Gerald went on; for quite a long time he went on, for the story was a splendid one to tell.

“And so,” he ended, “we got them in there; and when seven hours are over, or fourteen, or twenty-one, or something with a seven in it, they’ll just be old coats again. They came alive at half-past nine. I think they’ll stop being it in seven hours that’s half-past four. Now will you let us go home?”

“I’ll see you home,” said the stranger in a quite new tone of exasperating gentleness. “Come⁠—let’s be going.”

“You don’t believe us,” said Gerald. “Of course you don’t. Nobody could. But I could make you believe if I chose.”

All three stood up, and the stranger stared in Gerald’s eyes till Gerald answered his thought.

“No, I don’t look mad, do I?”

“No, you aren’t. But, come, you’re an extraordinarily sensible boy; don’t you think you may be sickening for a fever or something?”

“And Cathy and Jimmy and Mademoiselle and Eliza, and the man who said ‘Guy Fawkes, swelp me!’ and you, you saw them move⁠—you heard them call out. Are you sickening for anything?”

“No⁠—or at least not for anything but information. Come, and I’ll see you home.”

“Mabel lives at the Towers,” said Gerald, as the stranger turned into the broad drive that leads to the big gate.

“No relation to Lord Yalding,” said Mabel hastily⁠—“housekeeper’s niece.” She was holding on to his hand all the way. At the servants’ entrance she put up her face to be kissed, and went in.

“Poor little thing!” said the bailiff, as they went down the drive towards the gate.

He went with Gerald to the door of the school.

“Look here,” said Gerald at parting. “I know what you’re going to do. You’re going to try to undo that door.”

“Discerning!” said the stranger.

“Well don’t. Or, anyway, wait till daylight and let us be there. We can get there by ten.”

“All right⁠—I’ll meet you there by ten,” answered the stranger. “By George! you’re the rummest kids I ever met.”

“We are rum,” Gerald owned, “but so would you be if⁠—Good night.”

As the four children went over the smooth lawn towards Flora’s Temple they talked, as they had talked all the morning, about the adventures of last night and of Mabel’s bravery. It was not ten, but half-past twelve; for Eliza, backed by Mademoiselle, had insisted on their “clearing up,” and clearing up very thoroughly, the “litter” of last night.

“You’re a Victoria Cross heroine, dear,” said Cathy warmly. “You ought to have a statue put up to you.”

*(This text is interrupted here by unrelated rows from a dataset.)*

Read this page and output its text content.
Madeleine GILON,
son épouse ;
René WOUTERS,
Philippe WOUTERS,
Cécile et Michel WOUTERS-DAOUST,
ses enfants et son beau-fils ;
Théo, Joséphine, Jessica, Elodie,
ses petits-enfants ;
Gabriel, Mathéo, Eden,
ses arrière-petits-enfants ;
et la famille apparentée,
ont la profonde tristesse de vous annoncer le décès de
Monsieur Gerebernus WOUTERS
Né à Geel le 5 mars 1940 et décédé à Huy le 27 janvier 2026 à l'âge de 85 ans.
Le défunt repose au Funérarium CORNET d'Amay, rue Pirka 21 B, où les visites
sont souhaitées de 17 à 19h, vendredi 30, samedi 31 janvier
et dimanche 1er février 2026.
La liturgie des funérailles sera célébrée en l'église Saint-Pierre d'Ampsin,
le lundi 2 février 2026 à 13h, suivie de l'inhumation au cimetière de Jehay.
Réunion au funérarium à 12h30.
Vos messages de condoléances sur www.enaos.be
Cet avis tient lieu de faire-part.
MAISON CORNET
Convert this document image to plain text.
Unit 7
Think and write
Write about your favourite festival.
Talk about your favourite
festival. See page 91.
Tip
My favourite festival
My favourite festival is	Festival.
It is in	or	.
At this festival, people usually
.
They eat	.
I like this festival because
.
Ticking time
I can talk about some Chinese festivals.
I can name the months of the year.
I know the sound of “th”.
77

“It would come alive if you put it here,” said Gerald grimly.

“I shouldn’t have been afraid,” said Jimmy.

“By daylight,” Gerald assured him, “everything looks so jolly different.”

“I do hope he’ll be there,” Mabel said; “he was such a dear, Cathy⁠—a perfect bailiff, with the soul of a gentleman.”

“He isn’t there, though,” said Jimmy. “I believe you just dreamed him, like you did the statues coming alive.”

They went up the marble steps in the sunshine, and it was difficult to believe that this was the place where only in last night’s moonlight fear had laid such cold hands on the hearts of Mabel and Gerald.

“Shall we open the door,” suggested Kathleen, “and begin to carry home the coats?”

“Let’s listen first,” said Gerald; “perhaps they aren’t only coats yet.”

They laid ears to the hinges of the stone door, behind which last night the Ugly-Wuglies had shrieked and threatened. All was still as the sweet morning itself. It was as they turned away that they saw the man they had come to meet. He was on the other side of Flora’s pedestal. But he was not standing up. He lay there, quite still, on his back, his arms flung wide.

“Oh, look!” cried Cathy, and pointed. His face was a queer greenish colour, and on his forehead there was a cut; its edges were blue, and a little blood had trickled from it on to the white of the marble.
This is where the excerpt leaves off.